Every step forward I take I get shoved backwards 5 steps. I cannot make progress towards anything. :o(
My own father will not emotionally support me at all, and is not able to financially support me to the degree he claims he wants to- therefore he is shutting down and calling my bluff so to speak. I don't know what else to call it.
He OFFERED to financially support me for an undisclosed amount of time, until I found a steady job and was able to rent a place of my own. We'll, I now have a job, and suddenly, when I tell him I want to start paying for some bills, he completely shuts down and says "why should I want to talk things over at this point?" And avoids talking to me both on the phone and face to face.  Then responds to my emails with biting remarks and accusations.
What did I do or say that was wrong? I guess I will never understand what happened. He has tunnel vision and cannot see anything positive with what I have done or plan to do. Neither can he accept that I am no longer a child that he can order to obey his requests, but a grown woman with a family that she is trying to reunite who has her own plans.
All I can do now is pray that he continues to get his health back on track and allows me to handle my family the way I know is best.

Wednesday, July 04, 2012

Been a while: Update.

Where to begin... I still need to find a place to live. :o(  I'm in a sticky situation that I feel powerless to change.

First: I got a job finally!
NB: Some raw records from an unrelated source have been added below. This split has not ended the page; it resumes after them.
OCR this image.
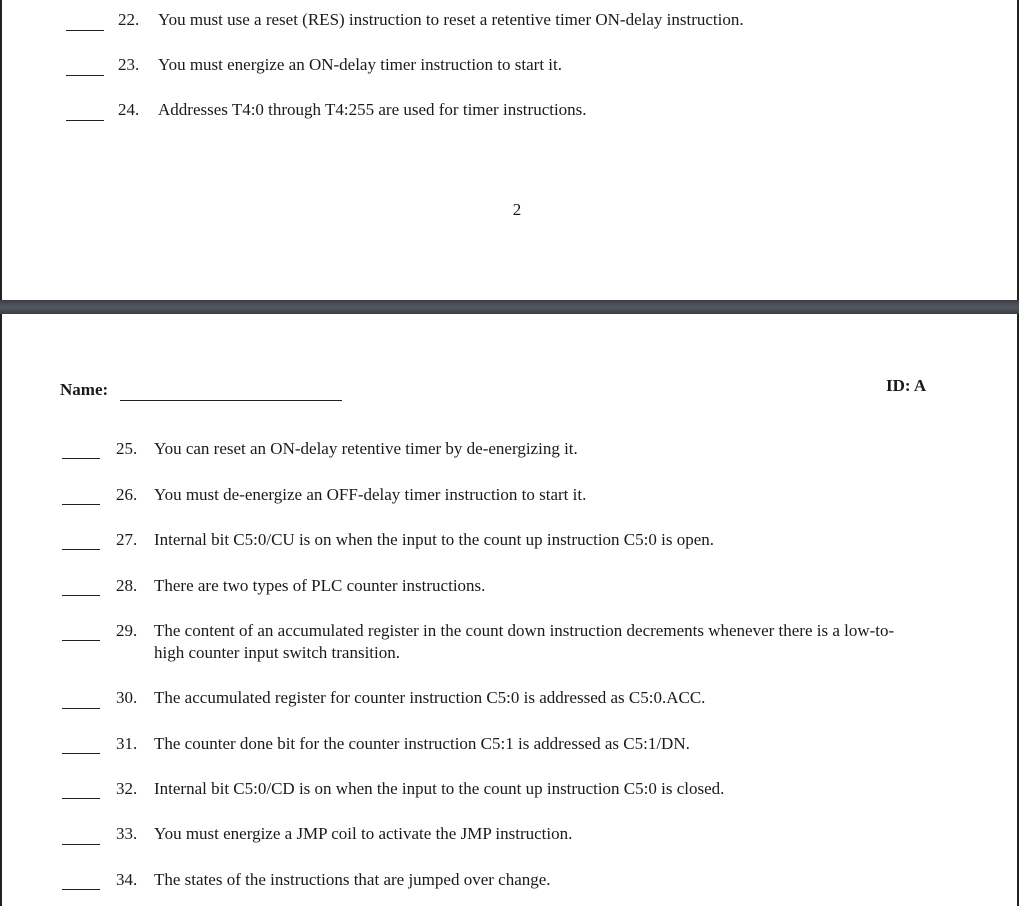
22. You must use a reset (RES) instruction to reset a retentive timer ON-delay instruction.
23. You must energize an ON-delay timer instruction to start it.
24. Addresses T4:0 through T4:255 are used for timer instructions.
2
Name:	ID: A
25. You can reset an ON-delay retentive timer by de-energizing it.
26. You must de-energize an OFF-delay timer instruction to start it.
27. Internal bit C5:0/CU is on when the input to the count up instruction C5:0 is open.
28. There are two types of PLC counter instructions.
29. The content of an accumulated register in the count down instruction decrements whenever there is a low-to-high counter input switch transition.
30. The accumulated register for counter instruction C5:0 is addressed as C5:0.ACC.
31. The counter done bit for the counter instruction C5:1 is addressed as C5:1/DN.
32. Internal bit C5:0/CD is on when the input to the count up instruction C5:0 is closed.
33. You must energize a JMP coil to activate the JMP instruction.
34. The states of the instructions that are jumped over change.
I started May 28th, so I've been working a month now. Unfortunately right now I am barely getting 20hours a week. Hopefully that will change soon.

Second: I was planning on going to Mexico for Marie's elementary graduation which is on Friday, but things have made it difficult... my dad wants to sell the house and has since April. But he gave me an ultimatum too... if I wanted his help with the travel expenses I would have to move out of the house before he would give me the money for the ticket to go down. My aunt would give me the money to come back with the boys. And I am still in the house because I can't find a place to go to even temporarily. :o( THEREFORE, no trip from today until the 10th as originally planned. Marie says she understands, but I'm her mother.. I'm SUPPOSED to be there for her on things like this. *sigh*


Third: Since I didn't go to Mexico today as planned, I now have the trip scheduled for August 1-7. I will have to be back to work on the 13th. In the meantime, I need to find at least a temporary place to move to ASAP, so that I am no longer a burden on my dad. Here's where it gets sticky-  he won't talk to me, won't even help me. He long ago requested that we communicate by email, yet I have been sending him almost an email a week, and yet to hear back from him. I have updated him on what is happening and why I am not moved out yet. In the last email I got from him, he said "Email me when you have arranged to move, and then email me again when you have moved." That was it. :/  What can I do about that? And after that last email, he had come twice and started removing HIS stuff from the house, but has not been back since.  I feel helpless and lonely because the one person that was going to help me hasn't even answered any of my messages or contacted me at all in over two weeks, with the exception of a facebook message "what's happening with you , I haven't heard from you! I'm getting worried."  So I don't know why my messages have not reached that person...
Ugh, I'm just too stressed out to do things properly. On top of all this I have had severe lower back pain that quite a few of my friends think may be due to kidney stones. As if I need ANYTHING more to happen right now... *sigh* I've been trying to pack, but due to the pain I can't do much. :o(


Anyway, that's all I can say for the moment. I'll update more soon... I think I can blog mobile now too, so I will try and do that more often.- even if it is just quickie posts.